De nombreux lowriders ont un rembourrage en velours capitonné et des volants à chaîne. Peu de pièces d’origine fabriquées sont visibles. Crédit: Intérieur du rêve de Dave, photographié par Eric Long / NMAH. Ce panneau latéral arrière sur Dave’s Dream n’est pas seulement décoratif. Nommer un lowrider confère respect et individualité au véhicule. Crédit: panneau quart de rêve de Dave, photographié par Jaclyn Nash / NMAH. Transformer des voitures en lowriders et les regarder défiler sont des activités communautaires populaires au Nouveau-Mexique. Chimayó est à 35 km au nord de Santa Fe. Crédit: Plaque d’immatriculation sur Dave’s Dream, photographiée par Jaclyn Nash / NMAH. Lowrider icons embrace family and religion. This portrait depicts David Jaramillo, Irene Jaramillo, and their son David Jr. Credit: Painted portrait on Dave’s Dream fender, photographed by Jaclyn Nash/NMAH. Irene Jaramillo et son fils, David Jaramillo Jr., dans Dave’s Dream, New Mexico, 1990. Crédit: Irene Jaramillo et David Jaramillo Jr., photographiés par Annie Sahlin / NMAH
Depuis 2000,
les lowriders ont fait l’objet d’une exposition de quatre mois au Petersen Automotive Museum de Los Angeles. Le spectacle a été une étape importante pour la communauté chicano, selon Sterngold dans le Time, « c’était la première fois que les lowriders recevaient une attention particulière d’un musée grand public de leur ville natale. »

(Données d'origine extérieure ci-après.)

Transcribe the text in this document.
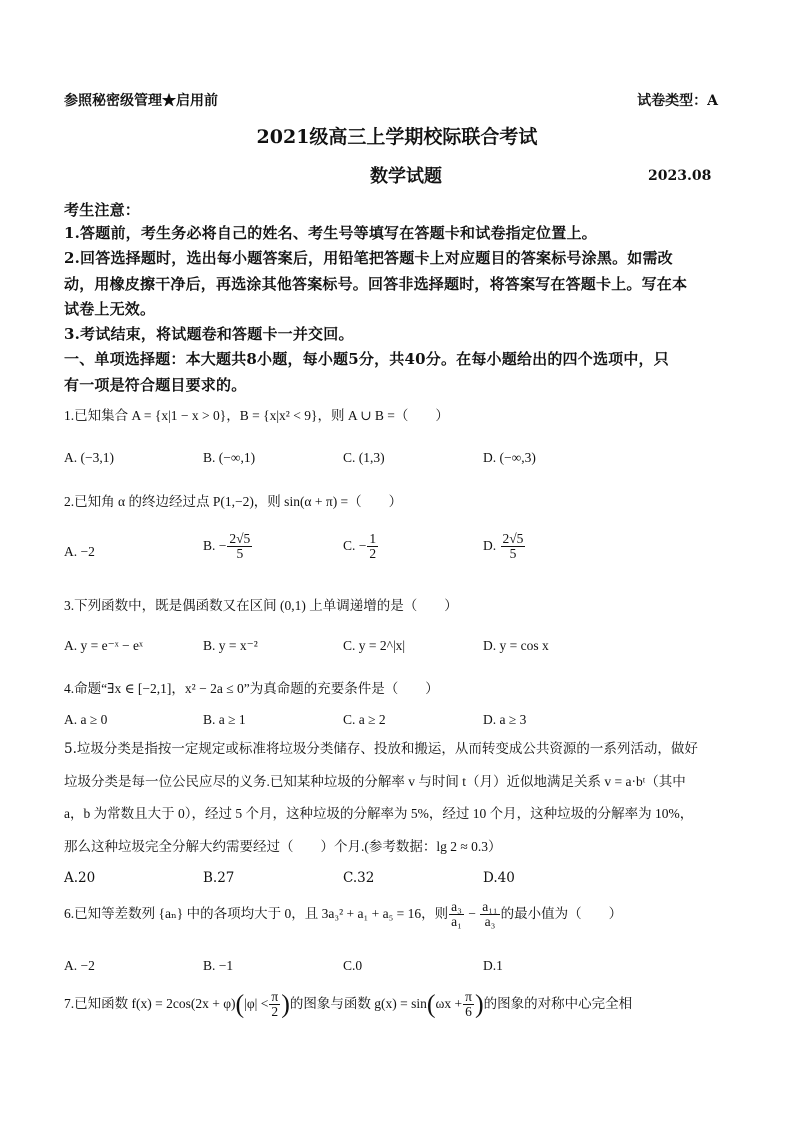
参照秘密级管理★启用前	试卷类型：A
2021级高三上学期校际联合考试
数学试题	2023.08
考生注意：
1.答题前，考生务必将自己的姓名、考生号等填写在答题卡和试卷指定位置上。
2.回答选择题时，选出每小题答案后，用铅笔把答题卡上对应题目的答案标号涂黑。如需改
动，用橡皮擦干净后，再选涂其他答案标号。回答非选择题时，将答案写在答题卡上。写在本
试卷上无效。
3.考试结束，将试题卷和答题卡一并交回。
一、单项选择题：本大题共8小题，每小题5分，共40分。在每小题给出的四个选项中，只
有一项是符合题目要求的。
1.已知集合 A = {x|1 − x > 0}，B = {x|x² < 9}，则 A ∪ B =（　　）
A. (−3,1)	B. (−∞,1)	C. (1,3)	D. (−∞,3)
2.已知角 α 的终边经过点 P(1,−2)，则 sin(α + π) =（　　）
A. −2	B. − $\frac{2√5}{5}$	C. − $\frac{1}{2}$	D. $\frac{2√5}{5}$
3.下列函数中，既是偶函数又在区间 (0,1) 上单调递增的是（　　）
A. y = e⁻ˣ − eˣ	B. y = x⁻²	C. y = 2^|x|	D. y = cos x
4.命题“∃x ∈ [−2,1]，x² − 2a ≤ 0”为真命题的充要条件是（　　）
A. a ≥ 0	B. a ≥ 1	C. a ≥ 2	D. a ≥ 3
5.垃圾分类是指按一定规定或标准将垃圾分类储存、投放和搬运，从而转变成公共资源的一系列活动，做好
垃圾分类是每一位公民应尽的义务.已知某种垃圾的分解率 v 与时间 t（月）近似地满足关系 v = a·bᵗ（其中
a，b 为常数且大于 0），经过 5 个月，这种垃圾的分解率为 5%，经过 10 个月，这种垃圾的分解率为 10%，
那么这种垃圾完全分解大约需要经过（　　）个月.(参考数据：lg 2 ≈ 0.3）
A.20	B.27	C.32	D.40
6.已知等差数列 {aₙ} 中的各项均大于 0，且 3a₃² + a₁ + a₅ = 16，则 $\frac{\text{a₃}}{\text{a₁}} - \frac{\text{a₁₁}}{\text{a₃}}$ 的最小值为（　　）
A. −2	B. −1	C.0	D.1
7.已知函数 $f(x) = 2\cos(2x + \varphi)(|\varphi| < \frac{\pi}{2}$ )的图象与函数 $g(x) = \sin(\omega x + \frac{\pi}{6}$ )的图象的对称中心完全相
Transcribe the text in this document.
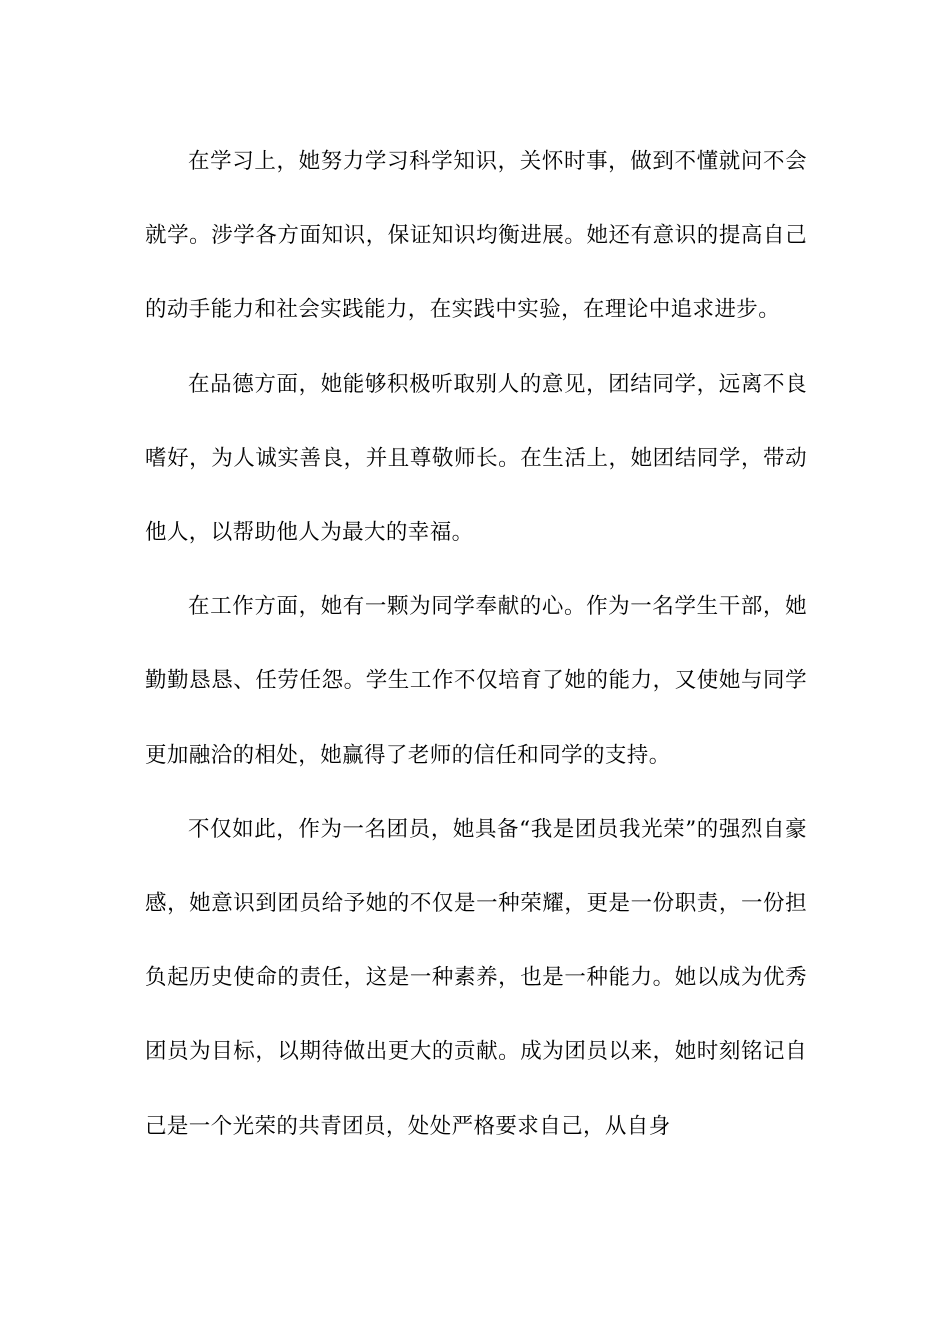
在学习上，她努力学习科学知识，关怀时事，做到不懂就问不会就学。涉学各方面知识，保证知识均衡进展。她还有意识的提高自己的动手能力和社会实践能力，在实践中实验，在理论中追求进步。

在品德方面，她能够积极听取别人的意见，团结同学，远离不良嗜好，为人诚实善良，并且尊敬师长。在生活上，她团结同学，带动他人，以帮助他人为最大的幸福。

在工作方面，她有一颗为同学奉献的心。作为一名学生干部，她勤勤恳恳、任劳任怨。学生工作不仅培育了她的能力，又使她与同学更加融洽的相处，她赢得了老师的信任和同学的支持。

不仅如此，作为一名团员，她具备“我是团员我光荣”的强烈自豪感，她意识到团员给予她的不仅是一种荣耀，更是一份职责，一份担负起历史使命的责任，这是一种素养，也是一种能力。她以成为优秀团员为目标，以期待做出更大的贡献。成为团员以来，她时刻铭记自己是一个光荣的共青团员，处处严格要求自己，从自身
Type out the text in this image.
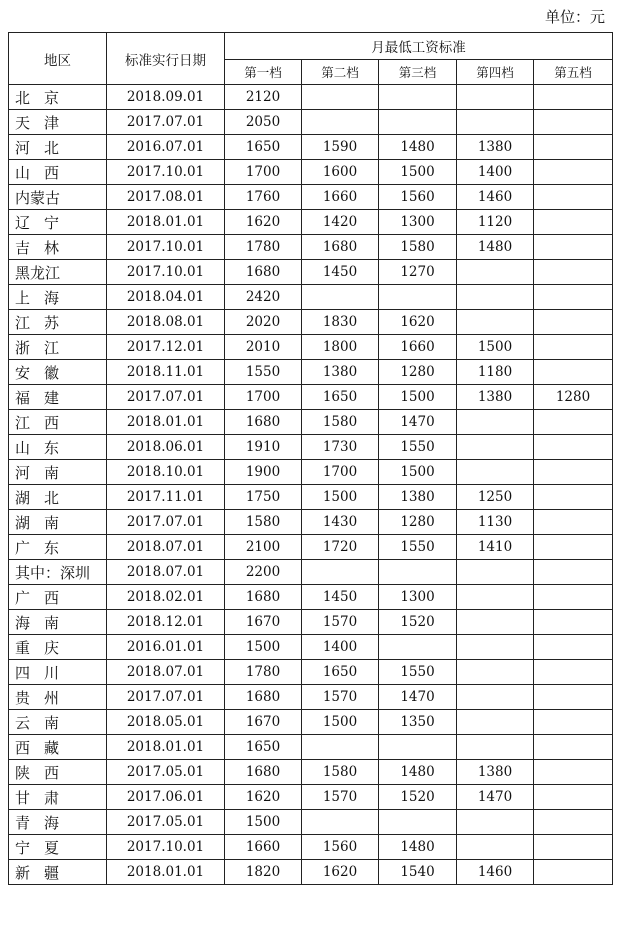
单位：元
地区	标准实行日期	月最低工资标准				
		第一档	第二档	第三档	第四档	第五档
北京	2018.09.01	2120				
天津	2017.07.01	2050				
河北	2016.07.01	1650	1590	1480	1380	
山西	2017.10.01	1700	1600	1500	1400	
内蒙古	2017.08.01	1760	1660	1560	1460	
辽宁	2018.01.01	1620	1420	1300	1120	
吉林	2017.10.01	1780	1680	1580	1480	
黑龙江	2017.10.01	1680	1450	1270		
上海	2018.04.01	2420				
江苏	2018.08.01	2020	1830	1620		
浙江	2017.12.01	2010	1800	1660	1500	
安徽	2018.11.01	1550	1380	1280	1180	
福建	2017.07.01	1700	1650	1500	1380	1280
江西	2018.01.01	1680	1580	1470		
山东	2018.06.01	1910	1730	1550		
河南	2018.10.01	1900	1700	1500		
湖北	2017.11.01	1750	1500	1380	1250	
湖南	2017.07.01	1580	1430	1280	1130	
广东	2018.07.01	2100	1720	1550	1410	
其中：深圳	2018.07.01	2200				
广西	2018.02.01	1680	1450	1300		
海南	2018.12.01	1670	1570	1520		
重庆	2016.01.01	1500	1400			
四川	2018.07.01	1780	1650	1550		
贵州	2017.07.01	1680	1570	1470		
云南	2018.05.01	1670	1500	1350		
西藏	2018.01.01	1650				
陕西	2017.05.01	1680	1580	1480	1380	
甘肃	2017.06.01	1620	1570	1520	1470	
青海	2017.05.01	1500				
宁夏	2017.10.01	1660	1560	1480		
新疆	2018.01.01	1820	1620	1540	1460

Aujourd’hui, les lowriders sont rarement vus dans la rue en comparaison des années 70. La pression politique, imposée par la police, a généré des mesures de répression dans de nombreuses communautés. Mais des spectacles de lowrider et des compétitions de sauts organisés ont lieu dans de nombreuses villes, dont Los Angeles, San Francisco, Las Vegas, Phoenix, Portland, Dallas, Denver, Houston, Indianapolis et Miami. Le magazine Lowrider organise chaque année de nombreux spectacles de ce type dans tout le pays et compte plus de 200000 participants et quelque 10000 véhicules, selon l’éditeur Chris Kobran, qui note que les États-Unis comptent plus de 500 clubs lowrider.
Les aficionados investissent souvent des années de travail et des milliers de dollars dans leurs créations, selon l’historienne Denise Sandoval, qui enseigne à la California State University à Northridge et a rédigé sa thèse sur la tradition du lowrider. Le magazine Lowrider a récemment publié un article sur une Chevrolet Impala de 1959 qui aurait coûté 25 000 $ à personnaliser.
Une communauté lowrider s’est également développée parmi les Afro-Américains; par exemple, l’artiste hip-hop Snoop Dogg en est un grand fan. Les Blancs et les Américains d’origine asiatique, exposés aux voitures à travers des vidéoclips et à la télévision, ont également adopté le style dans une certaine mesure.
Le journaliste Dick DeLoach note que les lowriders fabriqués sur mesure sont exportés vers l’Europe, le Japon et d’autres régions du monde. Le Lowriding, écrit-il, continue de réussir en tant que «sport automobile et entreprise commerciale». Et comme une déclaration de cool.